中庭に続く廊下を歩いていたサンは、後ろから腕を掴まれ、中庭の噴水の所へと連行された。

「何でサンとお話するのがいけないのかな?後ルーナ先生もサンに厳しすぎ!酷いよね!」

「それは、仕方ないわ。確かに私、あまり出来がよくないもの」

俯くサンに、サクは首を振る。

「違うよ。サンはやろうと思えば出来るんだ。さっきのダンスだって」

「見てたの?」

ダンスのレッスンのことを知っていたかのようなサクの口ぶりに、サンは顔を曇らす。

「たまたま見えちゃったんだ。

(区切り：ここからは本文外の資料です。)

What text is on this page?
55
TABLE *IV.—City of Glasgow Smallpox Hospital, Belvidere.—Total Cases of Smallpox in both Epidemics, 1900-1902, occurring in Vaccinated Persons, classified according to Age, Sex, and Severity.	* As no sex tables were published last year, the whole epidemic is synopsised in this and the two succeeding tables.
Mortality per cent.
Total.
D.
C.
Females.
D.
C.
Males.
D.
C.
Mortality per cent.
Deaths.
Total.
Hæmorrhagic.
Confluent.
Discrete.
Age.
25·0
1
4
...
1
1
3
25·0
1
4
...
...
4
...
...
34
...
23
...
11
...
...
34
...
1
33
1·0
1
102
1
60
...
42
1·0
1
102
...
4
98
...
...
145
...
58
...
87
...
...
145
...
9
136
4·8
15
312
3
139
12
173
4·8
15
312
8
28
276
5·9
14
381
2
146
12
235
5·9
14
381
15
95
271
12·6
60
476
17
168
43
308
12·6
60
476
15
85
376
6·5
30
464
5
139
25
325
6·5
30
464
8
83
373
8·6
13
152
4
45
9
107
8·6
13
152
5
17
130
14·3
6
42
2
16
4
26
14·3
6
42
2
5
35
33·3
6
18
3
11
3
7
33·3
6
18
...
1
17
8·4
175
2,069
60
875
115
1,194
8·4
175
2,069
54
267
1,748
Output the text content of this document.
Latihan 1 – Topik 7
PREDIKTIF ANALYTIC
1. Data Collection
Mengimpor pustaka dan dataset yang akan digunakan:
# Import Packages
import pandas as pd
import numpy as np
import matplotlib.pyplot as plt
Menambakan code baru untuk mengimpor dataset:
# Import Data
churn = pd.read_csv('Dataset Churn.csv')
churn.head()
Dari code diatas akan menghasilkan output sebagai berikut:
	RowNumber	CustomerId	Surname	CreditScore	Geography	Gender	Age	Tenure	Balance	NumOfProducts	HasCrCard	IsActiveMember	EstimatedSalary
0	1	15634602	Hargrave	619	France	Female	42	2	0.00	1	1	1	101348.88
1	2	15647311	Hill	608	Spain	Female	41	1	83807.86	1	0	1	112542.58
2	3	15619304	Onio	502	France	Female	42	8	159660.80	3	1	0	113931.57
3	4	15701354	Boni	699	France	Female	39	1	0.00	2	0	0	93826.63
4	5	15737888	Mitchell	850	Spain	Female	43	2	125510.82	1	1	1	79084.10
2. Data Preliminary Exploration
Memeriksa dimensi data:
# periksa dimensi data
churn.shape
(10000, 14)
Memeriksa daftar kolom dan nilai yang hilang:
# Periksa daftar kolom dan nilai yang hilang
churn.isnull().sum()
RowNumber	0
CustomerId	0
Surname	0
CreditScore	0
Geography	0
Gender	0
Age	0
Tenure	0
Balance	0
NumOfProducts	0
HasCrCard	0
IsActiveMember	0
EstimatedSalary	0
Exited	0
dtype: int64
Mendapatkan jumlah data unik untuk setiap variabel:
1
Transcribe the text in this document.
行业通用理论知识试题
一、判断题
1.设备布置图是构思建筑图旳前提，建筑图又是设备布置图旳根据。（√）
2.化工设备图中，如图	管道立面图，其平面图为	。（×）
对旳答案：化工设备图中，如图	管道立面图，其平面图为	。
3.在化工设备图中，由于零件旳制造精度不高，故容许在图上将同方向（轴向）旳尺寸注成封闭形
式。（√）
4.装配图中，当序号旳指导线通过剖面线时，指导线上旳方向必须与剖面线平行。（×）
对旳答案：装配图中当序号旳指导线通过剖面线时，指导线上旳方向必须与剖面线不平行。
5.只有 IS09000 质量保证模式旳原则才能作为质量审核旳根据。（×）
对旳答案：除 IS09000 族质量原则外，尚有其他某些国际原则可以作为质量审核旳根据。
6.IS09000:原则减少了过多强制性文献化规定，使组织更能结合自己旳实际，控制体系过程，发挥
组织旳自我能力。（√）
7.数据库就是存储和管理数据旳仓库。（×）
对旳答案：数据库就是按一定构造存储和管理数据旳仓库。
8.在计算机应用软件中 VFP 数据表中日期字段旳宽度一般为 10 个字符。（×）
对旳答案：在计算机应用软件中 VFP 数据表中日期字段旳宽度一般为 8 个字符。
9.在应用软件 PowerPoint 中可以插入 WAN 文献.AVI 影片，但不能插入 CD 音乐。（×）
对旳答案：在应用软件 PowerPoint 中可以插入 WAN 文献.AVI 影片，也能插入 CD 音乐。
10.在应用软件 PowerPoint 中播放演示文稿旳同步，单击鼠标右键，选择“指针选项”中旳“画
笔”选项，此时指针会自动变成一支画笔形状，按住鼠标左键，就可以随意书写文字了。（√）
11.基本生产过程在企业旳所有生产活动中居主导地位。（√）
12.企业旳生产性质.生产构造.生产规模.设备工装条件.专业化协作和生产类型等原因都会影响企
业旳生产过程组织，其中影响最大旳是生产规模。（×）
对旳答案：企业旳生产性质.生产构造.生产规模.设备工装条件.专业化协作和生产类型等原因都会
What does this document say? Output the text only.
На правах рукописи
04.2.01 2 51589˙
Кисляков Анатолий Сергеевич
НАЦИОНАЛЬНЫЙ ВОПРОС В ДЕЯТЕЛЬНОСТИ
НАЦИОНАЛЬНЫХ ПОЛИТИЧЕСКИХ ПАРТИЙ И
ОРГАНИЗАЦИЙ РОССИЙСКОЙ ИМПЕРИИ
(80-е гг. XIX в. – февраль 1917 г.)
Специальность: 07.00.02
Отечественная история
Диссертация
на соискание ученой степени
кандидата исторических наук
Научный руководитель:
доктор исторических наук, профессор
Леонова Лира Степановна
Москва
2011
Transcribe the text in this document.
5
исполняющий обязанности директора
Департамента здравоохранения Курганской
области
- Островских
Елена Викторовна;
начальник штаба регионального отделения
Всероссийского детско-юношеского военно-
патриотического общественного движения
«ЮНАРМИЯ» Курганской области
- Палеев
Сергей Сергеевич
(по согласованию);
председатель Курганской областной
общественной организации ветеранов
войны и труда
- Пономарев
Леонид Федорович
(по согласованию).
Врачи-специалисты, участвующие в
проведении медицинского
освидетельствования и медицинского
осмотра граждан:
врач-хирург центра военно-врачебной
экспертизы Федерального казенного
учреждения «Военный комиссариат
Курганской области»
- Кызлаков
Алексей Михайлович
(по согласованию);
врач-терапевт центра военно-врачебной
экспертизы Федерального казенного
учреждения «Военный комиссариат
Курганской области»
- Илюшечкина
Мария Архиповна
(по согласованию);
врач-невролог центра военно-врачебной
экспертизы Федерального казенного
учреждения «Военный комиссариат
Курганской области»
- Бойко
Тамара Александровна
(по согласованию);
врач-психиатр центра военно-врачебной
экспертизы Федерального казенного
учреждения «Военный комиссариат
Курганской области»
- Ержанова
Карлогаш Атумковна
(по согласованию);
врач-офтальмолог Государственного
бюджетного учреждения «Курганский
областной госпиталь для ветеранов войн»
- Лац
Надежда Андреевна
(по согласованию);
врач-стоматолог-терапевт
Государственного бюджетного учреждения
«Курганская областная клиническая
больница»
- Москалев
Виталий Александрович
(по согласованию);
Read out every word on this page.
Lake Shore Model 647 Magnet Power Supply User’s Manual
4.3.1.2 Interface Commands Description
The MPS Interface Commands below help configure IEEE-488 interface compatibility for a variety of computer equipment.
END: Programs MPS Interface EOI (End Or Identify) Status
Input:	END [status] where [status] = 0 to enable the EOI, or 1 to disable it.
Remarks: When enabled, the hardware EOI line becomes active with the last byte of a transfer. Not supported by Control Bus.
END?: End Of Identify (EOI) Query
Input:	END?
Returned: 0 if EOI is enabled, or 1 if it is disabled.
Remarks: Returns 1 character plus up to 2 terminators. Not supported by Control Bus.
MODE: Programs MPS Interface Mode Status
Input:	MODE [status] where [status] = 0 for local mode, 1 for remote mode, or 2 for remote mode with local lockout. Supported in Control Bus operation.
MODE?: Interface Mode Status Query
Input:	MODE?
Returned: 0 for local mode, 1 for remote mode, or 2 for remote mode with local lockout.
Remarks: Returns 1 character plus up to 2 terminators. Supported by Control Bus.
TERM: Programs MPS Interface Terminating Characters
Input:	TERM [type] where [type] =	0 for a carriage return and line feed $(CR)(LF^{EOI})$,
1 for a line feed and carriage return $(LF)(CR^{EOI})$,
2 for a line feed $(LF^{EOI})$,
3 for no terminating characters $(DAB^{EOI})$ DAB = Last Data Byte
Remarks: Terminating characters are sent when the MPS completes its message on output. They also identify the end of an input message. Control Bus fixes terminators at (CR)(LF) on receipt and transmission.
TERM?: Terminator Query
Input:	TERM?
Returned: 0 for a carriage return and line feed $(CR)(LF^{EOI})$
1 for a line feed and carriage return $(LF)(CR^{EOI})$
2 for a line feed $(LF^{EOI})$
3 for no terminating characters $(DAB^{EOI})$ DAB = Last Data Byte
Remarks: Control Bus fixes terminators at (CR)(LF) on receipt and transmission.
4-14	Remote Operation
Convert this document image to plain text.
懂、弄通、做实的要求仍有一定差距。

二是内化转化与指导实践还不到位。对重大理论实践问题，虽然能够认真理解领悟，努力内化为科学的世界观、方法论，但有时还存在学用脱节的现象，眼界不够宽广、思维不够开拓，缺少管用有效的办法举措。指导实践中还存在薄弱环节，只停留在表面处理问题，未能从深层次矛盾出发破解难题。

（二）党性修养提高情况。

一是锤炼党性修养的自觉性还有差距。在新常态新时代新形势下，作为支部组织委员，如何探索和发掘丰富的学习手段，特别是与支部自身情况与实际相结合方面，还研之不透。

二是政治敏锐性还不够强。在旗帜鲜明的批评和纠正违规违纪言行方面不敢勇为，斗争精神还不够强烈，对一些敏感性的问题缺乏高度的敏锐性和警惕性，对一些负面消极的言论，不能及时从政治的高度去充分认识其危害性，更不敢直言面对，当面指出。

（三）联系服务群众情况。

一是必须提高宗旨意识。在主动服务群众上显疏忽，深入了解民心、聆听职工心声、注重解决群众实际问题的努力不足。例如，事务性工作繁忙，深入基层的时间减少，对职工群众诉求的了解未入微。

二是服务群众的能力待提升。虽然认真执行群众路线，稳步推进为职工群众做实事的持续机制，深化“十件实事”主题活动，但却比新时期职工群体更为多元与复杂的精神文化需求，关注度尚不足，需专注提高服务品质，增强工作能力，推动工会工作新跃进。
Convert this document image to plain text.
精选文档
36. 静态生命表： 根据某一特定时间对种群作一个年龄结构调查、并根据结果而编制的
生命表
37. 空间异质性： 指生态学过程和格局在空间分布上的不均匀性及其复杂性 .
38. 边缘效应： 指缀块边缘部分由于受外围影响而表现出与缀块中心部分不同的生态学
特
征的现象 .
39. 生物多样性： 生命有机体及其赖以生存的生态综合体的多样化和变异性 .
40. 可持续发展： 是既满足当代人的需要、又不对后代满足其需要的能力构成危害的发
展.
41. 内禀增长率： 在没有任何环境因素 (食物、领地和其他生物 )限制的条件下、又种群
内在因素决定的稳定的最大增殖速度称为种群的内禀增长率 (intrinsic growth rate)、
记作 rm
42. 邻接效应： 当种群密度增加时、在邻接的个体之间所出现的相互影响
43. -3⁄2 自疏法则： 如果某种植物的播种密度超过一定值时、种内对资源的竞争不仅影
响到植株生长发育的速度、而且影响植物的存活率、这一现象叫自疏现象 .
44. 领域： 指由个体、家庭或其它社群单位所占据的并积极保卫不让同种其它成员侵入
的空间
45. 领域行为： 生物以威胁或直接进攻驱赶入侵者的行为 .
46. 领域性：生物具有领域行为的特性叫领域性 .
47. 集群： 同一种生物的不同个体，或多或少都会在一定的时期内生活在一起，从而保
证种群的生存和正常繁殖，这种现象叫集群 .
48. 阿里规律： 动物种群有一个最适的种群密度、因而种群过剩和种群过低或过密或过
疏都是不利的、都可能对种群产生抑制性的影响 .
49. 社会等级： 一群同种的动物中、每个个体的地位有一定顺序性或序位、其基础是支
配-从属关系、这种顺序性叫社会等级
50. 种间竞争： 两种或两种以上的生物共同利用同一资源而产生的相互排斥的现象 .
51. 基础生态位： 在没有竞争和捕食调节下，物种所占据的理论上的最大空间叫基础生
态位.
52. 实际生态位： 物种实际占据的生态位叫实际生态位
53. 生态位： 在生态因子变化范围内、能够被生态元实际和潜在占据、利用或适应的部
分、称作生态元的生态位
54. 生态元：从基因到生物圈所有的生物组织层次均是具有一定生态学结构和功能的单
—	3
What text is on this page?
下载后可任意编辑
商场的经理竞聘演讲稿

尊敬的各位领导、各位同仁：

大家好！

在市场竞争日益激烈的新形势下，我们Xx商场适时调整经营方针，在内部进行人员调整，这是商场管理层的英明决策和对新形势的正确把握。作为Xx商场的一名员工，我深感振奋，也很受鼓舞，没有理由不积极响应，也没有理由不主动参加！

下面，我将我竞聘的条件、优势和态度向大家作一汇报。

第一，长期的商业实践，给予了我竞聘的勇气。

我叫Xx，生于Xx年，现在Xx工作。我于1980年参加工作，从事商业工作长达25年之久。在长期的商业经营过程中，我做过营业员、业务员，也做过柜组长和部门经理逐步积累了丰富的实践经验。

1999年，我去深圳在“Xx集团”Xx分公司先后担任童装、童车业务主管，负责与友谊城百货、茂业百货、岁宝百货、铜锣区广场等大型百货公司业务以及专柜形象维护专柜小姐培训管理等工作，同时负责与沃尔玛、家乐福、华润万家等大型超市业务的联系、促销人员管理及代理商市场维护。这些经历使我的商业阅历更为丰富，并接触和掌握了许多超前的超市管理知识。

わざとじゃないよ?」

サクはサンの表情が陰ったことに少し焦った。サンには笑っていてほしいのにと。

「……私ね。何やっても駄目で、お父様にもお母様にも見放されちゃうんじゃないかって不安なの。ルーナ先生にも呆れられてるし」

「僕あの人とフギル先生嫌い。あっちも僕のこと嫌いみたいだし。それに」

そこで言葉を切るとサクはサンを見つめる。どこか怒っているように顔をしかめて。

「いつも『それに比べてサン様は』なんて言って、サンのことを悪く言うところがほんとに嫌いだ。サンは太陽みたいにあったかい笑顔なのに」

サクという世界を照らしてくれる光。

「それは、大袈裟だわ。サクの方が太陽みたいだもの」

首を振るサンにサクは笑いかけると、その手を握る。小さい頃は同じ位だったのに、いつの間にか自分の手はサンよりも大きくなっていた。